Shirndré-Lee Simmons

Personal information
- Born: Shirndré-Lee Edoline Simmons 3 June 2000 (age 26) Welkom, South Africa

Sport
- Sport: Field hockey
- Club: Kovsie

National team
- Years: Team / Caps / Goals
- 2022: South Africa U21 / 10 / -
- 2022-present: South Africa / 17 / (1)

Medal record
Women's field hockey
Representing South Africa
Africa Cup of Nations
| Gold medal – first place | 2022 Accra |  |

= Shirndré-Lee Simmons =

South African field hockey player

Shirndré-Lee Edoline Simmons (born 3 July 2000) is a South African field hockey player for the South African national team.

==Personal life==
She attended St. Michael's School, in Bloemfontein and graduated from University of the Free State as Bachelor of Business Administration in 2022.

==Career==
===Under–21===
Simmons made her debut for the South Africa U–21 team in 2016, at the Junior Africa Cup in Windhoek.
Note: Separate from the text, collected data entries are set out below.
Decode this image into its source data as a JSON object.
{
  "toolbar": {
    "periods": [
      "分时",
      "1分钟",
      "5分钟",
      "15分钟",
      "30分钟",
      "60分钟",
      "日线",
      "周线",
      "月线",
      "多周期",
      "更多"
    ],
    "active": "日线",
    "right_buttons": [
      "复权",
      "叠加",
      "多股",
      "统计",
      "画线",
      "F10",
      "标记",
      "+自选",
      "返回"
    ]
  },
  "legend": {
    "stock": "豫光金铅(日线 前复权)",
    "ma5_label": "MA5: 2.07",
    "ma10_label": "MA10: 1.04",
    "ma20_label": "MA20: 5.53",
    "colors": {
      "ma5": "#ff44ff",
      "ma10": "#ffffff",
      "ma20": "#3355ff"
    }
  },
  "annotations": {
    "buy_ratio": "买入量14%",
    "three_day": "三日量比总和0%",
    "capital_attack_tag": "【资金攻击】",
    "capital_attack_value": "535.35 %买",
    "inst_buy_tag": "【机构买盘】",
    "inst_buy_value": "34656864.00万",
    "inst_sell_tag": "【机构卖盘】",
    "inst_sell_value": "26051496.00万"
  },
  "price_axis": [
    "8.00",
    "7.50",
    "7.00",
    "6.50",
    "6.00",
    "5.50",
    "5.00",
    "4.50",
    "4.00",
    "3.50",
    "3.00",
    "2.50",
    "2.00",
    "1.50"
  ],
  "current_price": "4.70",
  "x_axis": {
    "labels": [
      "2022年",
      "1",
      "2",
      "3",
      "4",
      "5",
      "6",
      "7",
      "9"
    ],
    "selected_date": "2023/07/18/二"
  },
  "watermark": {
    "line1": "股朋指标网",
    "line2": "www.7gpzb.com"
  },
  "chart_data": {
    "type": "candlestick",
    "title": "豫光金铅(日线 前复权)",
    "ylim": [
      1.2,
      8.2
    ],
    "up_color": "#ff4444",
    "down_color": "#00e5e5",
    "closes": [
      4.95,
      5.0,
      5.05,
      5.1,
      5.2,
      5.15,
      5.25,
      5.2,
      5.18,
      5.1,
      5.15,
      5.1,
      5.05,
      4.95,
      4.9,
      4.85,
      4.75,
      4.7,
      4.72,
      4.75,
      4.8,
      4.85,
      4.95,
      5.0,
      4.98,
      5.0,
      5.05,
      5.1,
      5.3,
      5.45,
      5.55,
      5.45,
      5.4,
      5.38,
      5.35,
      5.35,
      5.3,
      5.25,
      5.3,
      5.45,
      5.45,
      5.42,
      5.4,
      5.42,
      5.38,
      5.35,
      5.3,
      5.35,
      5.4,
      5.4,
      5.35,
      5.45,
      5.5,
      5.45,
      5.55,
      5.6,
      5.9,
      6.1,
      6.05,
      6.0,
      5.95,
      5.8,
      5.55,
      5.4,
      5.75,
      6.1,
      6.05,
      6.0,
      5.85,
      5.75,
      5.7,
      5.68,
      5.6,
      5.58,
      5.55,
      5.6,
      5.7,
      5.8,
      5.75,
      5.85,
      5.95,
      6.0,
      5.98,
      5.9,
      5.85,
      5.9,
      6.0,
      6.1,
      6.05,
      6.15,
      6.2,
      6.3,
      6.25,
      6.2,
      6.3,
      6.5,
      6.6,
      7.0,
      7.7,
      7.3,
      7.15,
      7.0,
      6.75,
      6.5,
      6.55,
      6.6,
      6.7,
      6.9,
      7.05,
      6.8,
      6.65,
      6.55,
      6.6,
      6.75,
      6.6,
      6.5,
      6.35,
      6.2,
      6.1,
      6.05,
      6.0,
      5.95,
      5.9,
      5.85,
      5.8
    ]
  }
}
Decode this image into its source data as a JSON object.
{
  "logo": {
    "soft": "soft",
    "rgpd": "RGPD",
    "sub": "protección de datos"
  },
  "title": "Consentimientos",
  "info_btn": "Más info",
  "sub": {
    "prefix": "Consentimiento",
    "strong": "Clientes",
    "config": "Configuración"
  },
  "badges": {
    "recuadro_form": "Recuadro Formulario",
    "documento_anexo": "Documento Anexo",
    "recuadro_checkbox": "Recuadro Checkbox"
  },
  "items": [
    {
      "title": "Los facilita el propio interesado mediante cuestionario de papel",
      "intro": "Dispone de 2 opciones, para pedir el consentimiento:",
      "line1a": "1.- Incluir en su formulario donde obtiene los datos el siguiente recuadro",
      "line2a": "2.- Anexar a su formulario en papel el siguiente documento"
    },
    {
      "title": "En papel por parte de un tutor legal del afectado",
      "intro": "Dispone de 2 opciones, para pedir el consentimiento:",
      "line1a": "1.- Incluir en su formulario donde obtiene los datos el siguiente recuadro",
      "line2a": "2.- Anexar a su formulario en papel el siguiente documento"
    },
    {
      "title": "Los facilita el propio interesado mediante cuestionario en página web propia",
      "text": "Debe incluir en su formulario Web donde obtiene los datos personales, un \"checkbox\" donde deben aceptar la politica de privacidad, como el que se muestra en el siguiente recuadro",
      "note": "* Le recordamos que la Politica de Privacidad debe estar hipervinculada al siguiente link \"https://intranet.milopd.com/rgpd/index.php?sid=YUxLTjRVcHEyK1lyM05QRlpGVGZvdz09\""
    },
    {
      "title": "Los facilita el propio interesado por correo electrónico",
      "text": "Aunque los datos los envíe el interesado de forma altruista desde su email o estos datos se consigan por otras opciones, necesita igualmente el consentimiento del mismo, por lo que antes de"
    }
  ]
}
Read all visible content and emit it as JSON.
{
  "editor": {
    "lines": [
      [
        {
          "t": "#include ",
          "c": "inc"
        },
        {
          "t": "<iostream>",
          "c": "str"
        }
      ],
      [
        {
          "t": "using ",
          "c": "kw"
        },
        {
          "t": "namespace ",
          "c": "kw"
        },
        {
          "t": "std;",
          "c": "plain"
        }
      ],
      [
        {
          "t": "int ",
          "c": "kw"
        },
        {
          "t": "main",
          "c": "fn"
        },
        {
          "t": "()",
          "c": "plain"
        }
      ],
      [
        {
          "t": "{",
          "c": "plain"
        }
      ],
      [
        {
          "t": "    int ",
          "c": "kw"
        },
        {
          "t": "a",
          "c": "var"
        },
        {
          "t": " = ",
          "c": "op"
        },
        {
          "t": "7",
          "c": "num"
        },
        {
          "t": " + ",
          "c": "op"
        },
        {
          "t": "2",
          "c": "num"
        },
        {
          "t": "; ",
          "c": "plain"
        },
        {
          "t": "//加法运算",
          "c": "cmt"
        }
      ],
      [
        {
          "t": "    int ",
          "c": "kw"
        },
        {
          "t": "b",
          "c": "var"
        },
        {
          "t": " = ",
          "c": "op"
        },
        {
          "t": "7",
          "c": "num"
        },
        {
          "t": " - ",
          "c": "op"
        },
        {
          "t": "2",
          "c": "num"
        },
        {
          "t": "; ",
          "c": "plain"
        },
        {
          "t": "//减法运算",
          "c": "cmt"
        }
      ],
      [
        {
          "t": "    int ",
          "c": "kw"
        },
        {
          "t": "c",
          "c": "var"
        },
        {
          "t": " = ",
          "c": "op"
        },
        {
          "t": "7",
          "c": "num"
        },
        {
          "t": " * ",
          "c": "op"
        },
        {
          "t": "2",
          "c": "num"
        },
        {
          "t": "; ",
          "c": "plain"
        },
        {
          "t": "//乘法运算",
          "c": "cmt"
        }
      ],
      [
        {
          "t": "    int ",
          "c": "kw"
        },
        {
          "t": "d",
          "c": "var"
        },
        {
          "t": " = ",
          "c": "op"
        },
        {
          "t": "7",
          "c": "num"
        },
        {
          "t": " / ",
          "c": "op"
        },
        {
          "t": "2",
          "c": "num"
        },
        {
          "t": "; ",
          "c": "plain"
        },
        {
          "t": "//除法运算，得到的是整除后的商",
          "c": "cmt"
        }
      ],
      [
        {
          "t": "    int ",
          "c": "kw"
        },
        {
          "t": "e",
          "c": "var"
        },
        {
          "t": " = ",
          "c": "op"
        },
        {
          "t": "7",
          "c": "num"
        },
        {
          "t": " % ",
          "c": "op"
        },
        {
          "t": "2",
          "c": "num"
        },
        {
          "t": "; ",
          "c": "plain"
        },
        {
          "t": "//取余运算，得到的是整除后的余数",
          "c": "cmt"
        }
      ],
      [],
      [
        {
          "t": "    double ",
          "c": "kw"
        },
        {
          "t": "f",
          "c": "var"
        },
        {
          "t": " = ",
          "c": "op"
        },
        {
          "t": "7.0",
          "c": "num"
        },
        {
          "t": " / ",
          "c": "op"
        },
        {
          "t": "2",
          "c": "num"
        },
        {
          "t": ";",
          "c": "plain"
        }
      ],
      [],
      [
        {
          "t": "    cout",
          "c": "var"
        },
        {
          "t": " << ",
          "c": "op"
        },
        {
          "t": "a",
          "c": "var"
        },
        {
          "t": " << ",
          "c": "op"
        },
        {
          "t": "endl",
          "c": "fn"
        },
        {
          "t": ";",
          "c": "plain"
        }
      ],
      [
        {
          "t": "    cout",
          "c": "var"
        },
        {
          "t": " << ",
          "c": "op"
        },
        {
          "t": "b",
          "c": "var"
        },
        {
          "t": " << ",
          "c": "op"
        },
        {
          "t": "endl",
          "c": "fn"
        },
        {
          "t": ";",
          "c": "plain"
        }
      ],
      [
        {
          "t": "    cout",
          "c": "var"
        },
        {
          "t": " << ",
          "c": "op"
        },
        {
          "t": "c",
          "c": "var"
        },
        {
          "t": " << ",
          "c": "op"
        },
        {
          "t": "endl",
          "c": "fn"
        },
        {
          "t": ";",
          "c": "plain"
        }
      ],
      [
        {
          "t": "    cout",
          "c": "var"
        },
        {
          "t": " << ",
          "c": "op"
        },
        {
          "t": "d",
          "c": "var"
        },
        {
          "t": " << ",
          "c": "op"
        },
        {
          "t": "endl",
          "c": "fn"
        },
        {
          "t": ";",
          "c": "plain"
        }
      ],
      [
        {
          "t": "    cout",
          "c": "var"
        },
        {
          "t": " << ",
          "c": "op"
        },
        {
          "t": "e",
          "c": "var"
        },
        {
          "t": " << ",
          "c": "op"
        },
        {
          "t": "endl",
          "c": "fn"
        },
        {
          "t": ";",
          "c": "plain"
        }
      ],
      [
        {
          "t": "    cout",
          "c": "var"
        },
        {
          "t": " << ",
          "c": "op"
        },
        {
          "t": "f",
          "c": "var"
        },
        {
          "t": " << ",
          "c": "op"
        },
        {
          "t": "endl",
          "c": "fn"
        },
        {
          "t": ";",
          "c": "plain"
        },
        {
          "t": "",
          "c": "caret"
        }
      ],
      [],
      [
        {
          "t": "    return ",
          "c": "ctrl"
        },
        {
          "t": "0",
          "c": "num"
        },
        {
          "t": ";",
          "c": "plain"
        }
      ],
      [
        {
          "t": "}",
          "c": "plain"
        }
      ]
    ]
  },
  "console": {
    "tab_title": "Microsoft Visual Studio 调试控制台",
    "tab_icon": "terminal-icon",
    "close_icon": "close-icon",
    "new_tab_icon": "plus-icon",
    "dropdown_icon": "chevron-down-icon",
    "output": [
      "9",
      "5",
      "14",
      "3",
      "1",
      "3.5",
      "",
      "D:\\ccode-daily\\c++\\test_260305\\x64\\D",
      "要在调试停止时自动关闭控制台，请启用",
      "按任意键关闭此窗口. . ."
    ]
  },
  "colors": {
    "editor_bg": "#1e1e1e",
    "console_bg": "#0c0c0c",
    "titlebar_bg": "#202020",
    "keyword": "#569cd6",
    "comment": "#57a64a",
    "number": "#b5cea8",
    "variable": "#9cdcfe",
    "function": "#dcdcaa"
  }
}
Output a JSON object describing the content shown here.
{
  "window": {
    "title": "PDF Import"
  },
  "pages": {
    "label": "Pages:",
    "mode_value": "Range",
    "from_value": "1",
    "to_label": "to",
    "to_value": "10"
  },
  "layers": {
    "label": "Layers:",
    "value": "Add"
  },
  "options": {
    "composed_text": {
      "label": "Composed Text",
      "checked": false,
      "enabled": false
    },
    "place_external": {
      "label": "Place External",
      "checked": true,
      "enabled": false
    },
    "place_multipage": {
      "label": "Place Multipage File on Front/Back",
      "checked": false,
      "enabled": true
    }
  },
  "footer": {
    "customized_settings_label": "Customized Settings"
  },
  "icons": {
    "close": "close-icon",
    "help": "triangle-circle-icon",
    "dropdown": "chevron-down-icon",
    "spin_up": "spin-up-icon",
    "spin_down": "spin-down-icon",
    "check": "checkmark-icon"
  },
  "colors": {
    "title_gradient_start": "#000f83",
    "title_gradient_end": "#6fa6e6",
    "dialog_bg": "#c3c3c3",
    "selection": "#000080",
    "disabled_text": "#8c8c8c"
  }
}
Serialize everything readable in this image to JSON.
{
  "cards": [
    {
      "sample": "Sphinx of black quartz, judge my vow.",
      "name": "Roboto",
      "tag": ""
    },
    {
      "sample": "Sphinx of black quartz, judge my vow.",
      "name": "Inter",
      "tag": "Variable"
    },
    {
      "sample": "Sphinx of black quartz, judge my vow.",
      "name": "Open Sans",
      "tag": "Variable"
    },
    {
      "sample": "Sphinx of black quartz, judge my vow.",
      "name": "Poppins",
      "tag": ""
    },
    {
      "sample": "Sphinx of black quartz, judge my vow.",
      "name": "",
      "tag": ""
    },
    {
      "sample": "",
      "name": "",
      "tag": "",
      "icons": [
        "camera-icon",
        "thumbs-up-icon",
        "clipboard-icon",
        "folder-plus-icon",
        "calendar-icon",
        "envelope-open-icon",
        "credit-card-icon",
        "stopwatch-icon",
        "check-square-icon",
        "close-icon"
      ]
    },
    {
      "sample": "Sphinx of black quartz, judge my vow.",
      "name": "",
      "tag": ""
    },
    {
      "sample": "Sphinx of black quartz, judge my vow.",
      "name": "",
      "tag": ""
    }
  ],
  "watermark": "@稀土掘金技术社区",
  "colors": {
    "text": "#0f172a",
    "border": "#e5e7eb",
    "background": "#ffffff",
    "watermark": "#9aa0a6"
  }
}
After gaining qualification to the FIH Junior World Cup, she went on to represent the team at the tournament in Santiago.

===National team===
Simmons participated at the Hockey Africa Cup of Nations and the 2022 Women's FIH Hockey World Cup. Shortly after this announcement, she was also named in the squad for the Commonwealth Games in Birmingham.